Zu Fall gebracht hatte den Hamburger Reiseveranstalter der Krieg in der Ukraine. „Nachdem wir den Corona-Einbruch überstanden hatten, wollten wir wieder durchstarten, und dann kam dieser Krieg“, erinnert sich der ehemalige Geschäftsführer Carsten Okkens. „Das Problem war nicht nur die Ukraine selbst, in der wir kaum vertreten waren, sondern dass auch die gesamte Peripherie davon betroffen war. Nach Russland und ins Baltikum wurden keine Reisen mehr gebucht.“ Keine guten Voraussetzungen für einen Osteuropa-Spezialisten. „Unser Kerngeschäft brach um etwa 50 Prozent ein.“

Die übrigen Reiseangebote wie in Großbritannien reichten nicht aus, um die Rückgänge aufzufangen. Schnieder Reisen war auch vom Hamburger Senat gerne als Veranstalter von offiziellen Delegationsreisen gebucht worden. Auch dieses Geschäft sei nicht stark genug gewesen, um die Lücke zu füllen.

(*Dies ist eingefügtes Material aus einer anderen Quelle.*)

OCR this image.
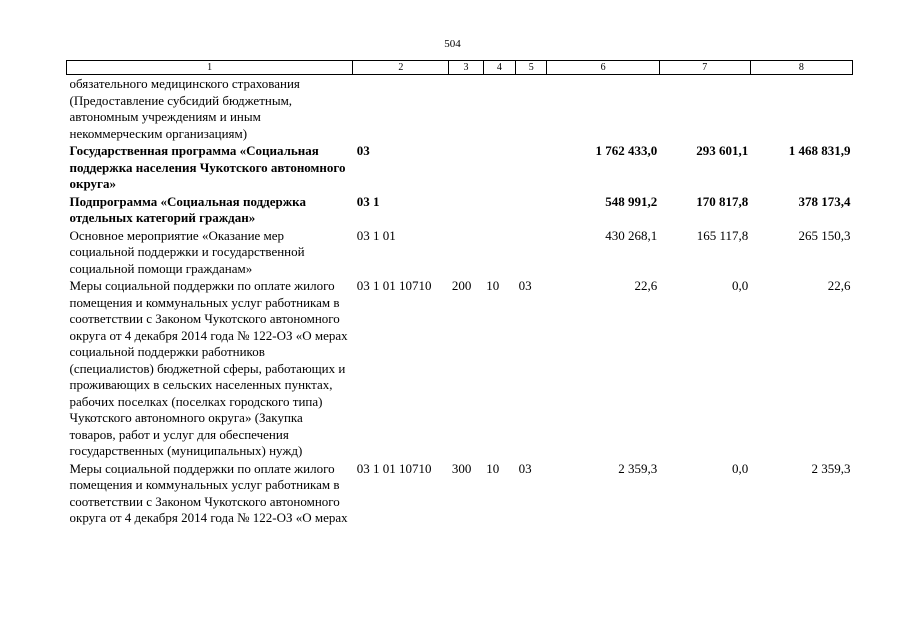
504
1	2	3	4	5	6	7	8
обязательного медицинского страхования (Предоставление субсидий бюджетным, автономным учреждениям и иным некоммерческим организациям)							
Государственная программа «Социальная поддержка населения Чукотского автономного округа»	03				1 762 433,0	293 601,1	1 468 831,9
Подпрограмма «Социальная поддержка отдельных категорий граждан»	03 1				548 991,2	170 817,8	378 173,4
Основное мероприятие «Оказание мер социальной поддержки и государственной социальной помощи гражданам»	03 1 01				430 268,1	165 117,8	265 150,3
Меры социальной поддержки по оплате жилого помещения и коммунальных услуг работникам в соответствии с Законом Чукотского автономного округа от 4 декабря 2014 года № 122-ОЗ «О мерах социальной поддержки работников (специалистов) бюджетной сферы, работающих и проживающих в сельских населенных пунктах, рабочих поселках (поселках городского типа) Чукотского автономного округа» (Закупка товаров, работ и услуг для обеспечения государственных (муниципальных) нужд)	03 1 01 10710	200	10	03	22,6	0,0	22,6
Меры социальной поддержки по оплате жилого помещения и коммунальных услуг работникам в соответствии с Законом Чукотского автономного округа от 4 декабря 2014 года № 122-ОЗ «О мерах	03 1 01 10710	300	10	03	2 359,3	0,0	2 359,3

Neuer Eigentümer übernimmt fünf Mitarbeiter

Lernidee Erlebnisreisen ist ein inhabergeführter mittelständischer Betrieb mit rund 70 Mitarbeitern. Ähnlich wie Schnieder ist das Unternehmen auf individuell komponierte Reisen spezialisiert, Schwerpunkt sind Zug- und Schiffsreisen. Das Unternehmen kennt seine Neuerwerbung bestens: „Wir haben schon in der Vergangenheit eng mit Schnieder zusammengearbeitet und die Vertriebspower von Schnieder nutzen können, etwa wenn es um E-Bike-Touren durchs Baltikum ging“, sagt Felix Willeke, der das Unternehmen zusammen mit Nurlan Mukash führt. Sein Kompagnon ergänzt: „Wir werden die Qualität und das einzigartige Reiseerlebnis, das die Kunden von Schnieder erwarten, erhalten und können unser Angebotsportfolio mit einem neuen Lernidee-Standort in Hamburg erweitern.“ Die Marke soll fortgeführt werden. Fünf Vollzeitmitarbeitern des insolventen Unternehmens wurden neue Verträge angeboten. Vor der Insolvenz hatte Schnieder laut Okkens zuletzt zehn Mitarbeiter, von denen aber vier Teilzeitkräfte waren.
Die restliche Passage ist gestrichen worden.